Florida Scenario: Jacksonville Family, Five-Year Coverage Drift
A Jacksonville couple bought $500,000 each of 20-year term in 2020 at age 35 — adequate for their $310,000 mortgage and one child. Five years later they have two more children, refinanced into a $445,000 mortgage, and their household income rose from $112,000 combined to $186,000. Coverage that was once 4.5x income is now 2.7x income, and the mortgage alone exceeds either spouse's individual face amount. Adding a $750,000 supplemental 15-year level term policy on each spouse at age 40, Preferred class, costs roughly $58/month each — $1,392/year combined. That's the price of catching the gap during an annual review versus discovering it during a hospital admission five years later when underwriting may not be available. The original 2020 policies stay in force; the new layer fills the gap.
Product-Fit Recommendation: Layer, Don't Replace
When an annual review reveals you're under-covered, the right move is almost always to layer a new policy on top of the existing one — not replace it. Replacement triggers a fresh contestability period (2 years per F.S. §627.455 standard contestability provision) and forfeits your locked-in age and class on the original. Layering preserves the original policy's grandfathered pricing while filling the gap with a new layer at current age/class. The exception: if you've materially improved your health (quit nicotine, lost significant weight, controlled a chronic condition), a re-shop may yield such a dramatic class upgrade that consolidation makes sense. Run both quotes side-by-side before deciding.
Permanent Policy Review Checklist Under IRC §7702A
For permanent policies, your annual review should verify the policy isn't drifting toward MEC (Modified Endowment Contract) status under IRC §7702A — once a policy becomes a MEC, distributions are taxed as ordinary income (LIFO basis) rather than tax-free per §72(e).
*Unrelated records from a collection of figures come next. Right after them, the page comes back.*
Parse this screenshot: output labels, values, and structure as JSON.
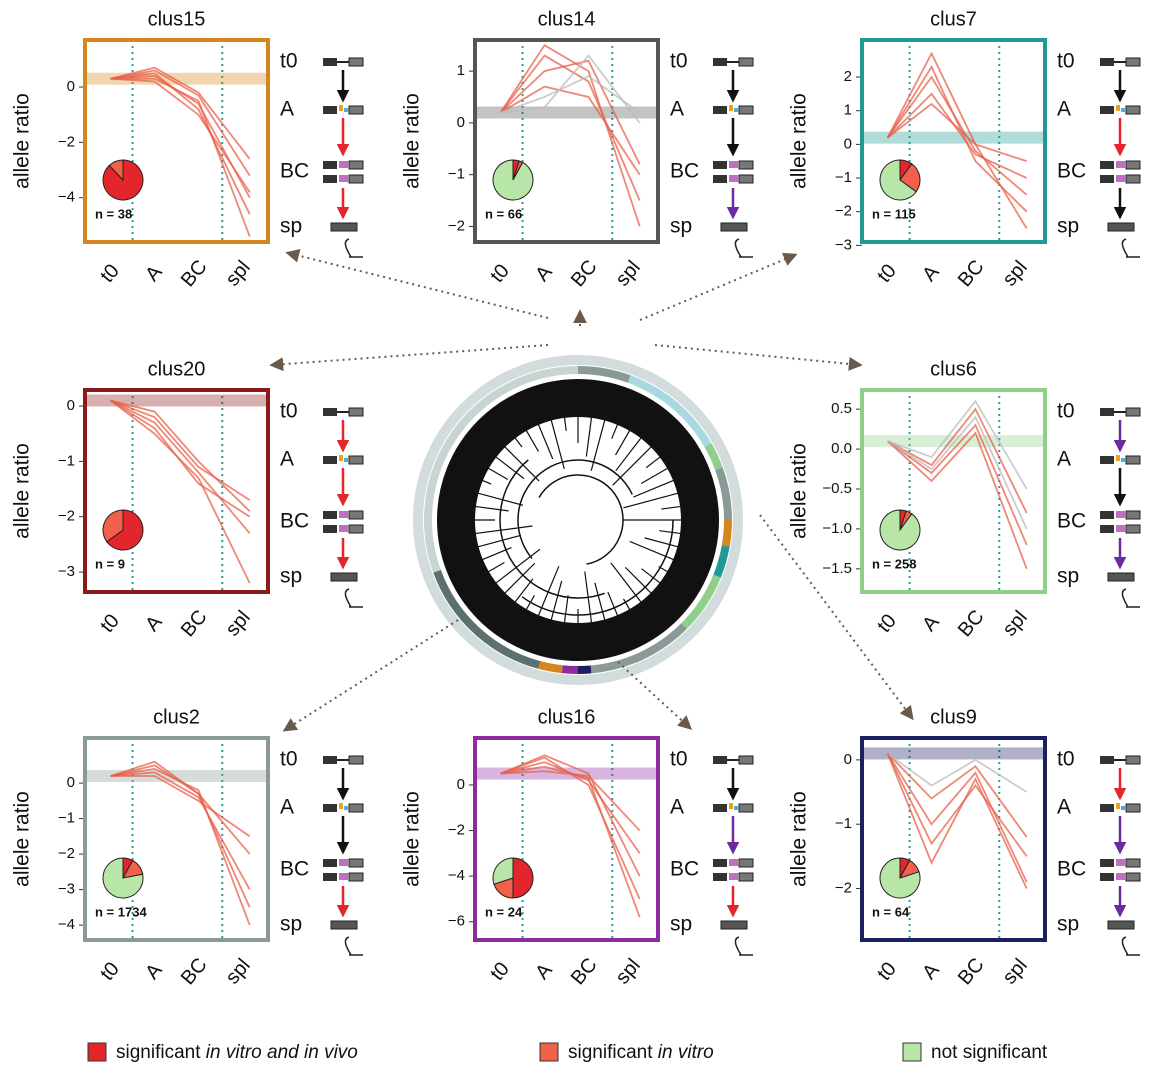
{
  "chart_data": [
    {
      "type": "line",
      "title": "clus15",
      "ylabel": "allele ratio",
      "categories": [
        "t0",
        "A",
        "BC",
        "spl"
      ],
      "ylim": [
        -5.6,
        1.7
      ],
      "yticks": [
        0,
        {
          "value": -2,
          "label": "−2"
        },
        {
          "value": -4,
          "label": "−4"
        }
      ],
      "color": "#d4871e",
      "band": 0.3,
      "n_label": "n = 38",
      "pie": [
        88,
        12,
        0
      ],
      "stages": [
        "t0",
        "A",
        "BC",
        "sp"
      ],
      "arrow_colors": [
        "#111111",
        "#e3262b",
        "#e3262b"
      ],
      "series": [
        {
          "color": "#e8604a",
          "values": [
            0.3,
            0.6,
            -0.3,
            -3.2
          ]
        },
        {
          "color": "#e8604a",
          "values": [
            0.3,
            0.4,
            -0.6,
            -4
          ]
        },
        {
          "color": "#e8604a",
          "values": [
            0.3,
            0.5,
            -0.8,
            -4.6
          ]
        },
        {
          "color": "#e8604a",
          "values": [
            0.3,
            0.3,
            -0.5,
            -5.4
          ]
        },
        {
          "color": "#e8604a",
          "values": [
            0.3,
            0.7,
            -0.2,
            -2.6
          ]
        },
        {
          "color": "#e8604a",
          "values": [
            0.3,
            0.2,
            -1,
            -3.8
          ]
        }
      ]
    },
    {
      "type": "line",
      "title": "clus14",
      "ylabel": "allele ratio",
      "categories": [
        "t0",
        "A",
        "BC",
        "spl"
      ],
      "ylim": [
        -2.3,
        1.6
      ],
      "yticks": [
        1,
        0,
        {
          "value": -1,
          "label": "−1"
        },
        {
          "value": -2,
          "label": "−2"
        }
      ],
      "color": "#555555",
      "band": 0.2,
      "n_label": "n = 66",
      "pie": [
        5,
        3,
        92
      ],
      "stages": [
        "t0",
        "A",
        "BC",
        "sp"
      ],
      "arrow_colors": [
        "#111111",
        "#111111",
        "#6a2aa0"
      ],
      "series": [
        {
          "color": "#e8604a",
          "values": [
            0.2,
            1.3,
            0.8,
            -1.5
          ]
        },
        {
          "color": "#e8604a",
          "values": [
            0.2,
            1,
            1.2,
            -0.8
          ]
        },
        {
          "color": "#e8604a",
          "values": [
            0.2,
            0.7,
            0.5,
            -1
          ]
        },
        {
          "color": "#e8604a",
          "values": [
            0.2,
            1.5,
            1,
            -2
          ]
        },
        {
          "color": "#bbbbbb",
          "values": [
            0.2,
            0.5,
            0.9,
            0.2
          ]
        },
        {
          "color": "#bbbbbb",
          "values": [
            0.2,
            0.3,
            1.3,
            0
          ]
        }
      ]
    },
    {
      "type": "line",
      "title": "clus7",
      "ylabel": "allele ratio",
      "categories": [
        "t0",
        "A",
        "BC",
        "spl"
      ],
      "ylim": [
        -2.9,
        3.1
      ],
      "yticks": [
        2,
        1,
        0,
        {
          "value": -1,
          "label": "−1"
        },
        {
          "value": -2,
          "label": "−2"
        },
        {
          "value": -3,
          "label": "−3"
        }
      ],
      "color": "#1f9a94",
      "band": 0.2,
      "n_label": "n = 115",
      "pie": [
        10,
        25,
        65
      ],
      "stages": [
        "t0",
        "A",
        "BC",
        "sp"
      ],
      "arrow_colors": [
        "#111111",
        "#e3262b",
        "#111111"
      ],
      "series": [
        {
          "color": "#e8604a",
          "values": [
            0.2,
            2.7,
            0,
            -2.5
          ]
        },
        {
          "color": "#e8604a",
          "values": [
            0.2,
            2,
            -0.2,
            -1.5
          ]
        },
        {
          "color": "#e8604a",
          "values": [
            0.2,
            1.5,
            -0.3,
            -1
          ]
        },
        {
          "color": "#e8604a",
          "values": [
            0.2,
            1.2,
            0,
            -0.5
          ]
        },
        {
          "color": "#e8604a",
          "values": [
            0.2,
            2.3,
            -0.5,
            -2
          ]
        }
      ]
    },
    {
      "type": "line",
      "title": "clus20",
      "ylabel": "allele ratio",
      "categories": [
        "t0",
        "A",
        "BC",
        "spl"
      ],
      "ylim": [
        -3.36,
        0.29
      ],
      "yticks": [
        0,
        {
          "value": -1,
          "label": "−1"
        },
        {
          "value": -2,
          "label": "−2"
        },
        {
          "value": -3,
          "label": "−3"
        }
      ],
      "color": "#8b1a1a",
      "band": 0.1,
      "n_label": "n = 9",
      "pie": [
        65,
        35,
        0
      ],
      "stages": [
        "t0",
        "A",
        "BC",
        "sp"
      ],
      "arrow_colors": [
        "#e3262b",
        "#e3262b",
        "#e3262b"
      ],
      "series": [
        {
          "color": "#e8604a",
          "values": [
            0.1,
            -0.3,
            -1.2,
            -2.3
          ]
        },
        {
          "color": "#e8604a",
          "values": [
            0.1,
            -0.5,
            -1.3,
            -3.2
          ]
        },
        {
          "color": "#e8604a",
          "values": [
            0.1,
            -0.2,
            -1.1,
            -1.7
          ]
        },
        {
          "color": "#e8604a",
          "values": [
            0.1,
            -0.4,
            -1.4,
            -2
          ]
        },
        {
          "color": "#e8604a",
          "values": [
            0.1,
            -0.1,
            -1,
            -1.9
          ]
        }
      ]
    },
    {
      "type": "line",
      "title": "clus6",
      "ylabel": "allele ratio",
      "categories": [
        "t0",
        "A",
        "BC",
        "spl"
      ],
      "ylim": [
        -1.79,
        0.74
      ],
      "yticks": [
        0.5,
        {
          "value": 0,
          "label": "0.0"
        },
        {
          "value": -0.5,
          "label": "−0.5"
        },
        {
          "value": -1,
          "label": "−1.0"
        },
        {
          "value": -1.5,
          "label": "−1.5"
        }
      ],
      "color": "#8ecf8a",
      "band": 0.1,
      "n_label": "n = 258",
      "pie": [
        5,
        5,
        90
      ],
      "stages": [
        "t0",
        "A",
        "BC",
        "sp"
      ],
      "arrow_colors": [
        "#6a2aa0",
        "#111111",
        "#6a2aa0"
      ],
      "series": [
        {
          "color": "#e8604a",
          "values": [
            0.1,
            -0.2,
            0.5,
            -0.8
          ]
        },
        {
          "color": "#e8604a",
          "values": [
            0.1,
            -0.3,
            0.3,
            -1.2
          ]
        },
        {
          "color": "#bbbbbb",
          "values": [
            0.1,
            -0.1,
            0.6,
            -0.5
          ]
        },
        {
          "color": "#e8604a",
          "values": [
            0.1,
            -0.4,
            0.2,
            -1.5
          ]
        },
        {
          "color": "#bbbbbb",
          "values": [
            0.1,
            -0.25,
            0.4,
            -1
          ]
        }
      ]
    },
    {
      "type": "line",
      "title": "clus2",
      "ylabel": "allele ratio",
      "categories": [
        "t0",
        "A",
        "BC",
        "spl"
      ],
      "ylim": [
        -4.42,
        1.27
      ],
      "yticks": [
        0,
        {
          "value": -1,
          "label": "−1"
        },
        {
          "value": -2,
          "label": "−2"
        },
        {
          "value": -3,
          "label": "−3"
        },
        {
          "value": -4,
          "label": "−4"
        }
      ],
      "color": "#8a9a96",
      "band": 0.2,
      "n_label": "n = 1734",
      "pie": [
        8,
        14,
        78
      ],
      "stages": [
        "t0",
        "A",
        "BC",
        "sp"
      ],
      "arrow_colors": [
        "#111111",
        "#111111",
        "#e3262b"
      ],
      "series": [
        {
          "color": "#e8604a",
          "values": [
            0.2,
            0.5,
            -0.3,
            -2
          ]
        },
        {
          "color": "#e8604a",
          "values": [
            0.2,
            0.3,
            -0.4,
            -3
          ]
        },
        {
          "color": "#e8604a",
          "values": [
            0.2,
            0.4,
            -0.2,
            -4
          ]
        },
        {
          "color": "#e8604a",
          "values": [
            0.2,
            0.2,
            -0.5,
            -1.5
          ]
        },
        {
          "color": "#e8604a",
          "values": [
            0.2,
            0.6,
            -0.3,
            -3.5
          ]
        }
      ]
    },
    {
      "type": "line",
      "title": "clus16",
      "ylabel": "allele ratio",
      "categories": [
        "t0",
        "A",
        "BC",
        "spl"
      ],
      "ylim": [
        -6.8,
        2.06
      ],
      "yticks": [
        0,
        {
          "value": -2,
          "label": "−2"
        },
        {
          "value": -4,
          "label": "−4"
        },
        {
          "value": -6,
          "label": "−6"
        }
      ],
      "color": "#8d2aa0",
      "band": 0.5,
      "n_label": "n = 24",
      "pie": [
        50,
        20,
        30
      ],
      "stages": [
        "t0",
        "A",
        "BC",
        "sp"
      ],
      "arrow_colors": [
        "#111111",
        "#6a2aa0",
        "#e3262b"
      ],
      "series": [
        {
          "color": "#e8604a",
          "values": [
            0.5,
            1.3,
            0.5,
            -4
          ]
        },
        {
          "color": "#e8604a",
          "values": [
            0.5,
            0.8,
            0.3,
            -5.8
          ]
        },
        {
          "color": "#e8604a",
          "values": [
            0.5,
            1,
            0.2,
            -3
          ]
        },
        {
          "color": "#e8604a",
          "values": [
            0.5,
            0.6,
            0.4,
            -2
          ]
        },
        {
          "color": "#e8604a",
          "values": [
            0.5,
            1.2,
            0,
            -5
          ]
        }
      ]
    },
    {
      "type": "line",
      "title": "clus9",
      "ylabel": "allele ratio",
      "categories": [
        "t0",
        "A",
        "BC",
        "spl"
      ],
      "ylim": [
        -2.8,
        0.34
      ],
      "yticks": [
        0,
        {
          "value": -1,
          "label": "−1"
        },
        {
          "value": -2,
          "label": "−2"
        }
      ],
      "color": "#1d2060",
      "band": 0.1,
      "n_label": "n = 64",
      "pie": [
        8,
        12,
        80
      ],
      "stages": [
        "t0",
        "A",
        "BC",
        "sp"
      ],
      "arrow_colors": [
        "#e3262b",
        "#6a2aa0",
        "#6a2aa0"
      ],
      "series": [
        {
          "color": "#e8604a",
          "values": [
            0.1,
            -1,
            -0.2,
            -1.9
          ]
        },
        {
          "color": "#e8604a",
          "values": [
            0.1,
            -0.6,
            -0.1,
            -1.2
          ]
        },
        {
          "color": "#e8604a",
          "values": [
            0.1,
            -1.6,
            -0.3,
            -2
          ]
        },
        {
          "color": "#bbbbbb",
          "values": [
            0.1,
            -0.4,
            0,
            -0.5
          ]
        },
        {
          "color": "#e8604a",
          "values": [
            0.1,
            -1.3,
            -0.4,
            -1.5
          ]
        }
      ]
    }
  ],
  "legend": {
    "items": [
      {
        "color": "#e3262b",
        "parts": [
          {
            "text": "significant ",
            "italic": false
          },
          {
            "text": "in vitro and in vivo",
            "italic": true
          }
        ]
      },
      {
        "color": "#f0604a",
        "parts": [
          {
            "text": "significant ",
            "italic": false
          },
          {
            "text": "in vitro",
            "italic": true
          }
        ]
      },
      {
        "color": "#b8e6a8",
        "parts": [
          {
            "text": "not significant",
            "italic": false
          }
        ]
      }
    ]
  }
}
Universal life policies are particularly vulnerable: if interest crediting drops or you skip premiums, the no-lapse guarantee can fail silently. Request an in-force illustration annually showing projected cash value under guaranteed and current crediting assumptions, and confirm the policy remains compliant under both the 7-pay test and the F.S. §627.4555 nonforfeiture standards. Get a same-day Florida policy review and quote refresh here.
Life insurance is a living part of your financial plan, not a filed-and-forgotten document. Thirty minutes once a year ensures your family's protection keeps up with your family's life. It's the simplest financial habit that makes the biggest difference.